Our study has several limitations. First, compared with other studies, for example, with regard to FABS score, there is a selection bias in our study population because some stroke patients who were not recognized by paramedics during the pre-hospital stage were not included in the scope of our observation. Despite this, there will be a problem if we select patients according to their characteristics after arriving at the ED; that is, the symptoms of patients have changed when they arrive at the ED, which will have an impact on establishing a reliable SM recognition system that can be applied at the prehospital stage. Second, the sample size was limited, and this was a retrospective and single-center study. The algorithm should be tried on other larger population with prospective simultaneous scoring of all scores for comparison in future. Third, although the MLP model performed well in clinical use, at present, we cannot develop a concrete score system based on the MLP model because the hidden layer in the model is unexplainable.

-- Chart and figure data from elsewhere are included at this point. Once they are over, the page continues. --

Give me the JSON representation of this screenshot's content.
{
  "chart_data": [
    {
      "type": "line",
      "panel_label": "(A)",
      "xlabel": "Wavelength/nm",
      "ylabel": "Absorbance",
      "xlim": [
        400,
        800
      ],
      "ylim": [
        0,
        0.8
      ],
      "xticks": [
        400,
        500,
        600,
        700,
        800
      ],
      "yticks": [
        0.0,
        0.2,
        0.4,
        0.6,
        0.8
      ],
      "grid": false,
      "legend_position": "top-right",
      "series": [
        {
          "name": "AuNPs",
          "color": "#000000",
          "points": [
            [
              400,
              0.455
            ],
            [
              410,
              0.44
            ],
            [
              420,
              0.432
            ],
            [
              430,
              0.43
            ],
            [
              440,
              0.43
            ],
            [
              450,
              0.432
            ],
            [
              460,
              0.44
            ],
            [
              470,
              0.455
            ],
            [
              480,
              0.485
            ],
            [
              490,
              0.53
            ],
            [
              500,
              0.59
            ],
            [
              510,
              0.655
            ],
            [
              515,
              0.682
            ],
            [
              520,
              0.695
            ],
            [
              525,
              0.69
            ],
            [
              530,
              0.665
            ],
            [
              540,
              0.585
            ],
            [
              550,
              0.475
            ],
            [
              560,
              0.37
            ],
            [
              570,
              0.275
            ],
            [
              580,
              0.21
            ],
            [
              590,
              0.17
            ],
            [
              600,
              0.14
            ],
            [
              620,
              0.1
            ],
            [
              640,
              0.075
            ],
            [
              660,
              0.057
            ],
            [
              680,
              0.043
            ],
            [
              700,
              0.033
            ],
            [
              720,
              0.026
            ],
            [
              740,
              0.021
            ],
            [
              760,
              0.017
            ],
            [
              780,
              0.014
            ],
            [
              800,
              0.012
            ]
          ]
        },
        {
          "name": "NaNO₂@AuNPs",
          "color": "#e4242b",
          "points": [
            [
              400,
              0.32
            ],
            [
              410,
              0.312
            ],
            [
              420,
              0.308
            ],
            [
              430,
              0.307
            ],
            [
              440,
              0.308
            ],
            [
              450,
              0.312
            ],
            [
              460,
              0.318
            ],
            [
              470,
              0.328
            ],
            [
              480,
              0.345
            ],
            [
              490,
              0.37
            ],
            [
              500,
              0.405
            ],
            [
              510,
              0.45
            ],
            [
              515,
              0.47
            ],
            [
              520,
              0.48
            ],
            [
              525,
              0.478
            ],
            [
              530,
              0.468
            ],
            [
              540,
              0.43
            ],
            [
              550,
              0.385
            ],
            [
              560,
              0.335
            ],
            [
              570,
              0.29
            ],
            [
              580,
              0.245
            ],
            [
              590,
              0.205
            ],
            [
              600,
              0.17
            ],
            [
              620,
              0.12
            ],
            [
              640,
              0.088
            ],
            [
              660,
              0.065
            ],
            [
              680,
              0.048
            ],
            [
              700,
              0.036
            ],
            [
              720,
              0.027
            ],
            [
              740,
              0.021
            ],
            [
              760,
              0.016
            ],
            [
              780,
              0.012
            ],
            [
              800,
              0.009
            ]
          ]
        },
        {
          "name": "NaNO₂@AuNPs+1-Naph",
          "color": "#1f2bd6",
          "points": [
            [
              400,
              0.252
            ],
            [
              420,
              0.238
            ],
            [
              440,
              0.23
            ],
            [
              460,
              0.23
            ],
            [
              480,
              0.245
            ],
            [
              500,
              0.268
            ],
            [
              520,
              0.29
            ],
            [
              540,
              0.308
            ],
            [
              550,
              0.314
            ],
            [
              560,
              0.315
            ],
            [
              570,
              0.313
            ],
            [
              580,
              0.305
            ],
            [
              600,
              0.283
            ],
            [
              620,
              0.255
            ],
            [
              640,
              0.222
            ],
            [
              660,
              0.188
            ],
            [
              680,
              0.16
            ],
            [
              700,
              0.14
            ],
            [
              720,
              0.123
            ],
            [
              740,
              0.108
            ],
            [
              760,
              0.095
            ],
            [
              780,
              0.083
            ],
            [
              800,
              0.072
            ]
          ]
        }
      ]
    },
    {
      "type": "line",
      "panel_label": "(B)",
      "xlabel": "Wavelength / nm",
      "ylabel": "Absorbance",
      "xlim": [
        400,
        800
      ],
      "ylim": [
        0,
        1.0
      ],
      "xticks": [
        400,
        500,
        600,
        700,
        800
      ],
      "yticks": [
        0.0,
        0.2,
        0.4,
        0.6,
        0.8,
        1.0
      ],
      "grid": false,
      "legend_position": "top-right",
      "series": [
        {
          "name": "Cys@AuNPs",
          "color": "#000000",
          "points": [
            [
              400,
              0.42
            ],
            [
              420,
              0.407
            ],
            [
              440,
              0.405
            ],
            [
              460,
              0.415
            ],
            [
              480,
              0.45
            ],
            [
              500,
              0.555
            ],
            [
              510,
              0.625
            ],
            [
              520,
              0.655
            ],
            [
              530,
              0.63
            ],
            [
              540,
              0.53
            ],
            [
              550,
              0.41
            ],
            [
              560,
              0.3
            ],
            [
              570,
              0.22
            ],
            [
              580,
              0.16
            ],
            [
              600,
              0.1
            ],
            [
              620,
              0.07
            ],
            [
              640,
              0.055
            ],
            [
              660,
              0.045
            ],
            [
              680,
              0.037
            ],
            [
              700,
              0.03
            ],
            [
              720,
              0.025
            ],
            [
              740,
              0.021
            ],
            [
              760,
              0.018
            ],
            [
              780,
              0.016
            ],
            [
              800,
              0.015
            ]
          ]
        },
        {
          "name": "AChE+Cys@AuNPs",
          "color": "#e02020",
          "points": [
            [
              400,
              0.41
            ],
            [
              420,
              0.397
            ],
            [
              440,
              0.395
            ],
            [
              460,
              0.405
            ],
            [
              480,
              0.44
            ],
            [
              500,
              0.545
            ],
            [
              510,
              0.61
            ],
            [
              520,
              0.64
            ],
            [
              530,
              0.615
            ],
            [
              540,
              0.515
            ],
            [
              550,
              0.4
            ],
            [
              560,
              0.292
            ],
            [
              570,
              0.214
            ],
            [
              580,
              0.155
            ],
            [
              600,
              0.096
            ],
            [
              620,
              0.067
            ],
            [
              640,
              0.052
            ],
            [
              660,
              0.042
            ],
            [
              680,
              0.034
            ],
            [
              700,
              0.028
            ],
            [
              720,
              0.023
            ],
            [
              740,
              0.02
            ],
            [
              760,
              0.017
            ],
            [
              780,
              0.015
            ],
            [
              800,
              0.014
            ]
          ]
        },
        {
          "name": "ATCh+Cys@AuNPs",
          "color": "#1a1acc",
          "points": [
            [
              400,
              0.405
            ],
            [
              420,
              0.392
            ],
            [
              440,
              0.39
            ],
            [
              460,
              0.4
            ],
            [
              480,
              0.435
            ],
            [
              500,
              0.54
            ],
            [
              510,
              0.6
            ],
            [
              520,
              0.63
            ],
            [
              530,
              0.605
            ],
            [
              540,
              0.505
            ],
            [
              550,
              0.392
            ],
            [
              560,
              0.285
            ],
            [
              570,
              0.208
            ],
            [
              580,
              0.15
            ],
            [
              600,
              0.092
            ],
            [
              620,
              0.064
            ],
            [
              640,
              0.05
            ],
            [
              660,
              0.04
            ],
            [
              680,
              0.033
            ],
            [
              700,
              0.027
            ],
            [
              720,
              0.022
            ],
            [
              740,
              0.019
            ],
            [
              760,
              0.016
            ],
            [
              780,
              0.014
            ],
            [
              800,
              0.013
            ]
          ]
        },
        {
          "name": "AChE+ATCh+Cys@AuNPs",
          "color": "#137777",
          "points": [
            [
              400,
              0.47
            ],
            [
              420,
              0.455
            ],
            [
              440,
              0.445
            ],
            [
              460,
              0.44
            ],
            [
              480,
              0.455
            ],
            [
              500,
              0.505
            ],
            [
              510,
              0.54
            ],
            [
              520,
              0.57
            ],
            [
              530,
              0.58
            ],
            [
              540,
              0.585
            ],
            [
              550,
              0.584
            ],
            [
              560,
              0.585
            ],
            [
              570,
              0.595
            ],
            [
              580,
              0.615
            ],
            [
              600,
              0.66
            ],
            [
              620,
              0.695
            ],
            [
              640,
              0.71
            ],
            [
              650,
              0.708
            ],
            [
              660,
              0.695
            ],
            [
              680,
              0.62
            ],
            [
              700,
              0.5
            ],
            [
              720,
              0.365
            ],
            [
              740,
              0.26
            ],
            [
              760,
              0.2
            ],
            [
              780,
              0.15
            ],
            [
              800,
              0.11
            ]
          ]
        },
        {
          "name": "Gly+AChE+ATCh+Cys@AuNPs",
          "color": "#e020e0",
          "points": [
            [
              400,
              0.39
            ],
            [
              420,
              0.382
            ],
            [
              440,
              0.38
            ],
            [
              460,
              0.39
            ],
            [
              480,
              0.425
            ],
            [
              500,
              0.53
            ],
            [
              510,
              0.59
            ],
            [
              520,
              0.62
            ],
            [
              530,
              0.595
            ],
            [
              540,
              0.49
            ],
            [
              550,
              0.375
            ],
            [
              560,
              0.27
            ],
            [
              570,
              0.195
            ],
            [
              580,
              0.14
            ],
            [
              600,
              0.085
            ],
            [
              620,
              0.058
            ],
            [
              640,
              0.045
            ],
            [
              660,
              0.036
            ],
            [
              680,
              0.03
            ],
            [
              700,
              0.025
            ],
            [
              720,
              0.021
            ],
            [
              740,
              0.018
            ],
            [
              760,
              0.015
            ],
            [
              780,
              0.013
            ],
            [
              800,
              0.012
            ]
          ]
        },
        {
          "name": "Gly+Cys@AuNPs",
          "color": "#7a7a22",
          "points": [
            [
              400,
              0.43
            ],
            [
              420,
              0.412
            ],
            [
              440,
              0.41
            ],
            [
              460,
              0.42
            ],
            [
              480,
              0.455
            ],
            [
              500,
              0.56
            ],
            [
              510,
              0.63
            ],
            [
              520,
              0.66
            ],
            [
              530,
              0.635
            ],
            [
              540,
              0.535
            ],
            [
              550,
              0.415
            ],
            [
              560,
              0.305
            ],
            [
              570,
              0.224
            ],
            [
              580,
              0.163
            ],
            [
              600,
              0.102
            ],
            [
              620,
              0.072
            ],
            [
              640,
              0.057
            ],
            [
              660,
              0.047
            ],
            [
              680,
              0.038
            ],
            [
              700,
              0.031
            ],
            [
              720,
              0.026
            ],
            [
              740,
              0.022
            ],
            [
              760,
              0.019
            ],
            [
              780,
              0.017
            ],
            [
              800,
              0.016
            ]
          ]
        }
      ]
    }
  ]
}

We will attempt to add procedures that can provide factor interpretation to strengthen the interpretability of the MLP model to continuously optimize the strategy of prehospital SM identification. However, it is believed that, as it is often used in medicine, the ability to explain how results are produced can be less important than the ability to produce such results and empirically verify their accuracy24. Additionally, CSM is based on the validation of the causal relationship; for example, smoking causes lung cancer, and intervention in smoking may affect the incidence of lung cancer. Unlike CSM, SM is a diagnosis rather than an event that needs to be analyzed through causality. Therefore, it is not essential to obtain a clear cause through the MLP model, but should focus on how to improve the diagnostic accuracy.

Conclusions

The restricted time window requires a more accurate and intelligent classifier during prehospital triage. The MLP model is an effective tool for differentiating stroke and SM patients, and performs better than other SM probability scales for prehospital stroke recognition. Further prospective validations are needed for MLP model in a larger sample-size data.